The words were spoken hurriedly and with a ring almost of hostility. At the same time the girl’s cheeks flushed. She felt herself hard beset. A network was being woven about her by hands she could not deem other than loving; it was time to exert herself that the meshes might not be completed, and the necessity cost her a feeling of shame.
’But your brother’s friend, my dear. Surely you ought not to say that you have no interest in him at all.’
’I do say it, mother, and I wish to say it so plainly that you cannot after this mistake me. Alfred’s friends are very far from being necessarily my friends. Not only have I no interest in Mr. Mutimer, I even a little dislike him.’
‘I had no idea of that, Adela,’ said her mother, rather blankly.
’But it is the truth, and I feel I ought to have tried to make you understand that sooner. I thought you would see that I had no pleasure in speaking of him.’
’But how is it possible to dislike him? I confess that is very hard for me to understand. I am sure his behaviour to you is perfect—so entirely respectful, so gentlemanly.’
’No, mother, that is not quite the word to use. You are mistaken; Mr. Mutimer is not a perfect gentleman.’
It was said with much decision, for to Adela’s mind this clenched her argument. Granted the absence of certain qualities which she held essential in a gentleman, there seemed to her no reason for another word on the subject.
‘Pray, when has he misbehaved himself?’ inquired her mother, with a touch of pique.
’I cannot go into details. Mr. Mutimer has no doubt many excellent qualities; no doubt he is really an earnest and a well-meaning man. But if I am asked to say more than that, it must be the truth—as it seems to me. Please, mother dear, don’t ask me to talk about him in future. And there is something else I wish to say. I do hope you won’t be offended with me, but indeed I—I hope you will not ask me to go to the Manor again.
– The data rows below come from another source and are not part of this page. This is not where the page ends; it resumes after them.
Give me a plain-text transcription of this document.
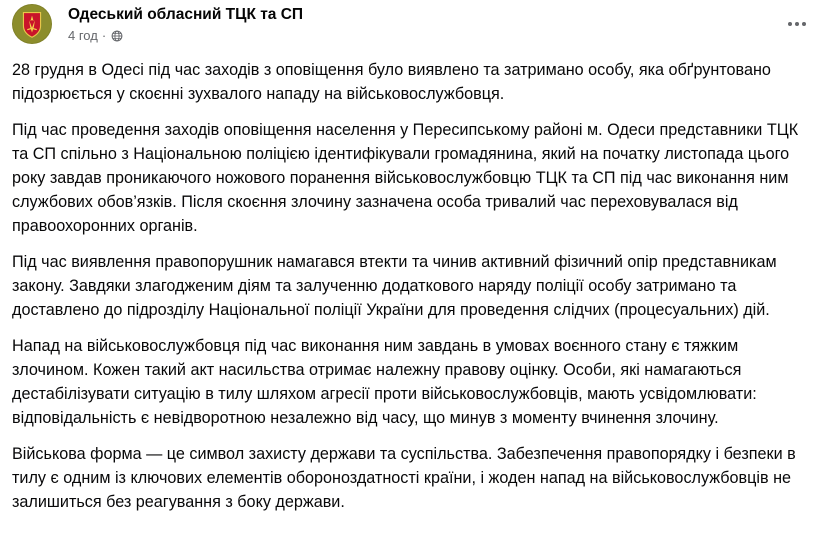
Одеський обласний ТЦК та СП
4 год ·

28 грудня в Одесі під час заходів з оповіщення було виявлено та затримано особу, яка обґрунтовано підозрюється у скоєнні зухвалого нападу на військовослужбовця.

Під час проведення заходів оповіщення населення у Пересипському районі м. Одеси представники ТЦК та СП спільно з Національною поліцією ідентифікували громадянина, який на початку листопада цього року завдав проникаючого ножового поранення військовослужбовцю ТЦК та СП під час виконання ним службових обов’язків. Після скоєння злочину зазначена особа тривалий час переховувалася від правоохоронних органів.

Під час виявлення правопорушник намагався втекти та чинив активний фізичний опір представникам закону. Завдяки злагодженим діям та залученню додаткового наряду поліції особу затримано та доставлено до підрозділу Національної поліції України для проведення слідчих (процесуальних) дій.

Напад на військовослужбовця під час виконання ним завдань в умовах воєнного стану є тяжким злочином. Кожен такий акт насильства отримає належну правову оцінку. Особи, які намагаються дестабілізувати ситуацію в тилу шляхом агресії проти військовослужбовців, мають усвідомлювати: відповідальність є невідворотною незалежно від часу, що минув з моменту вчинення злочину.

Військова форма — це символ захисту держави та суспільства. Забезпечення правопорядку і безпеки в тилу є одним із ключових елементів обороноздатності країни, і жоден напад на військовослужбовців не залишиться без реагування з боку держави.
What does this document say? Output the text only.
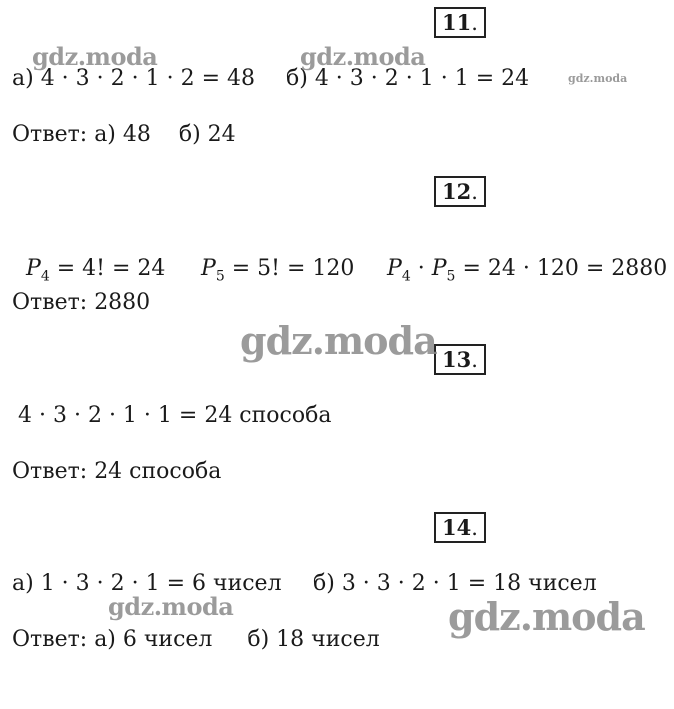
11.
а) 4 · 3 · 2 · 1 · 2 = 48 б) 4 · 3 · 2 · 1 · 1 = 24
Ответ: а) 48    б) 24
12.

$P_4 = 4$! = 24	$P_5 = 5$! = 120	$P_4 \cdot P_5 = 24 \cdot 120 = 2880$

Ответ: 2880
13.
4 · 3 · 2 · 1 · 1 = 24 способа
Ответ: 24 способа
14.
а) 1 · 3 · 2 · 1 = 6 чисел б) 3 · 3 · 2 · 1 = 18 чисел
Ответ: а) 6 чисел     б) 18 чисел
gdz.moda	gdz.moda
gdz.moda
gdz.moda
gdz.moda	gdz.moda
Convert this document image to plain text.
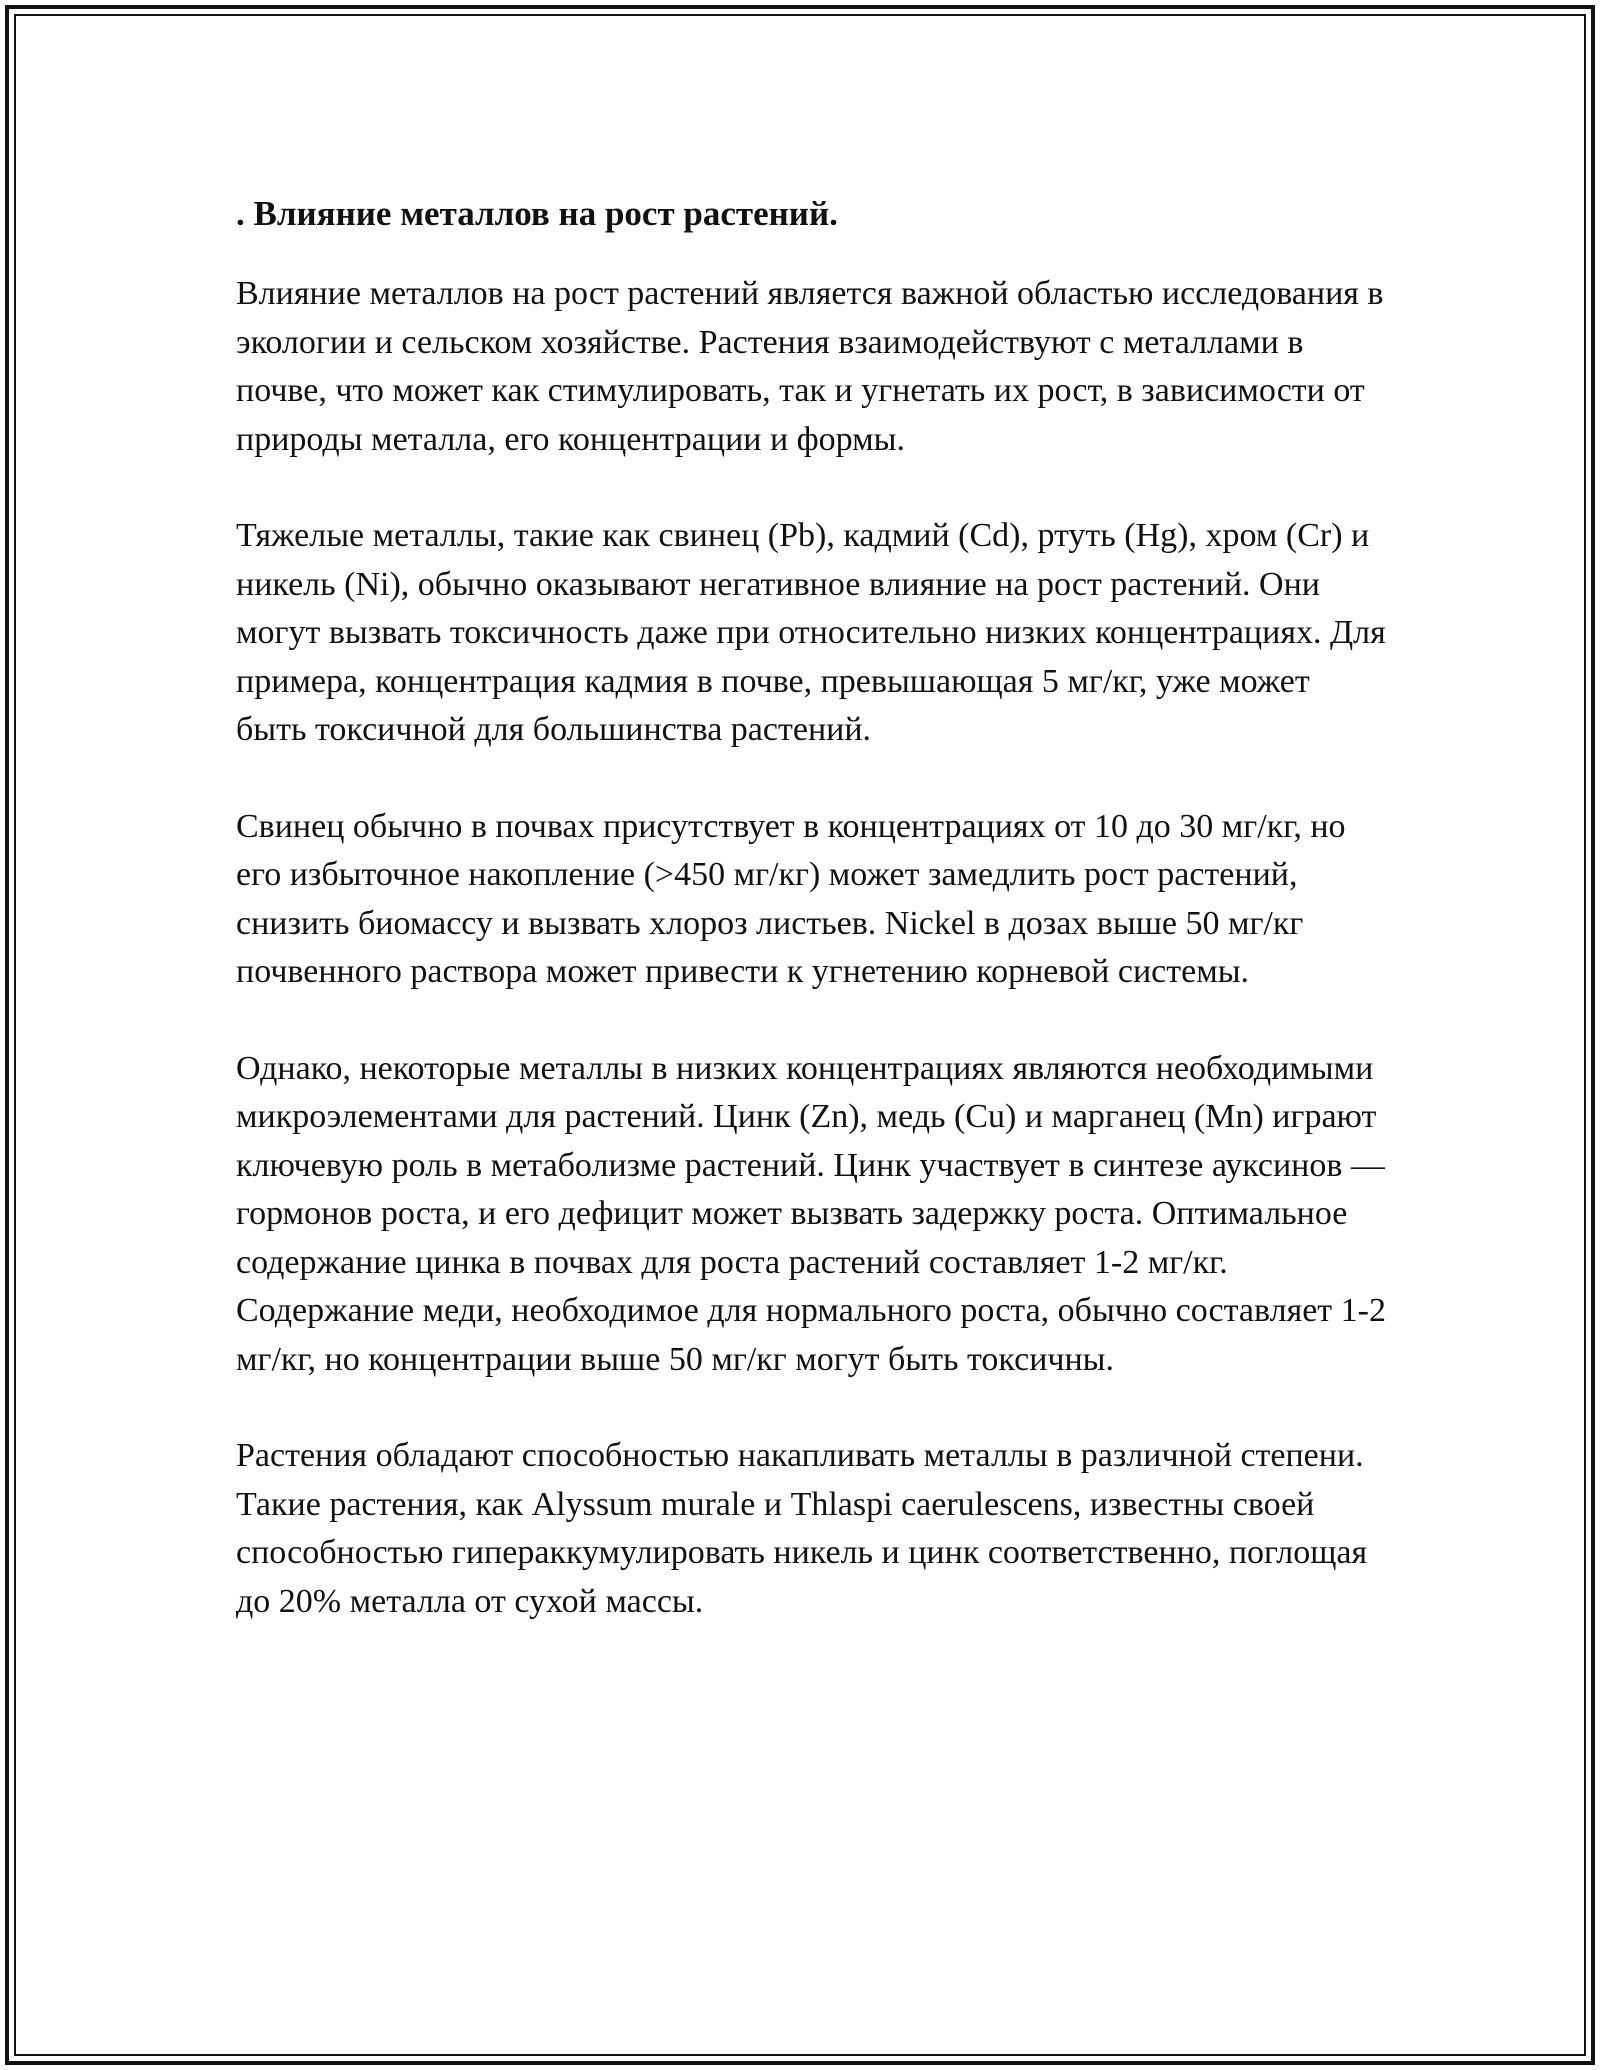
. Влияние металлов на рост растений.

Влияние металлов на рост растений является важной областью исследования в экологии и сельском хозяйстве. Растения взаимодействуют с металлами в почве, что может как стимулировать, так и угнетать их рост, в зависимости от природы металла, его концентрации и формы.

Тяжелые металлы, такие как свинец (Pb), кадмий (Cd), ртуть (Hg), хром (Cr) и никель (Ni), обычно оказывают негативное влияние на рост растений. Они могут вызвать токсичность даже при относительно низких концентрациях. Для примера, концентрация кадмия в почве, превышающая 5 мг/кг, уже может быть токсичной для большинства растений.

Свинец обычно в почвах присутствует в концентрациях от 10 до 30 мг/кг, но его избыточное накопление (>450 мг/кг) может замедлить рост растений, снизить биомассу и вызвать хлороз листьев. Nickel в дозах выше 50 мг/кг почвенного раствора может привести к угнетению корневой системы.

Однако, некоторые металлы в низких концентрациях являются необходимыми микроэлементами для растений. Цинк (Zn), медь (Cu) и марганец (Mn) играют ключевую роль в метаболизме растений. Цинк участвует в синтезе ауксинов — гормонов роста, и его дефицит может вызвать задержку роста. Оптимальное содержание цинка в почвах для роста растений составляет 1-2 мг/кг. Содержание меди, необходимое для нормального роста, обычно составляет 1-2 мг/кг, но концентрации выше 50 мг/кг могут быть токсичны.

Растения обладают способностью накапливать металлы в различной степени. Такие растения, как Alyssum murale и Thlaspi caerulescens, известны своей способностью гипераккумулировать никель и цинк соответственно, поглощая до 20% металла от сухой массы.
I feel I ought not to go. It is painful; I suffer when I am there.’
’How strange you are to-day, Adela! Really, I think you might allow me to decide what is proper and what is not. My experience is surely the best judge. You are worse than unkind, Adela; it’s rude to speak to me like that.’
‘Dear mother,’ said the girl, with infinite gentleness, ’I am very, very sorry. How could I be unkind or rude. to you? I didn’t for a moment mean that my judgment was better than yours; it is my feelings that I speak of. You won’t ask me to explain—to say more than that? You must understand me?’
‘Oh yes, my dear, I understand you too well,’ was the stiff reply. ’Of course I am old-fashioned, and I suppose old-fashioned people are a little coarse; their feelings are not quite as fine as they might be. We will say no more for the present, Adela. I will do my best not to lead you into disagreeable situations through my lack of delicacy.’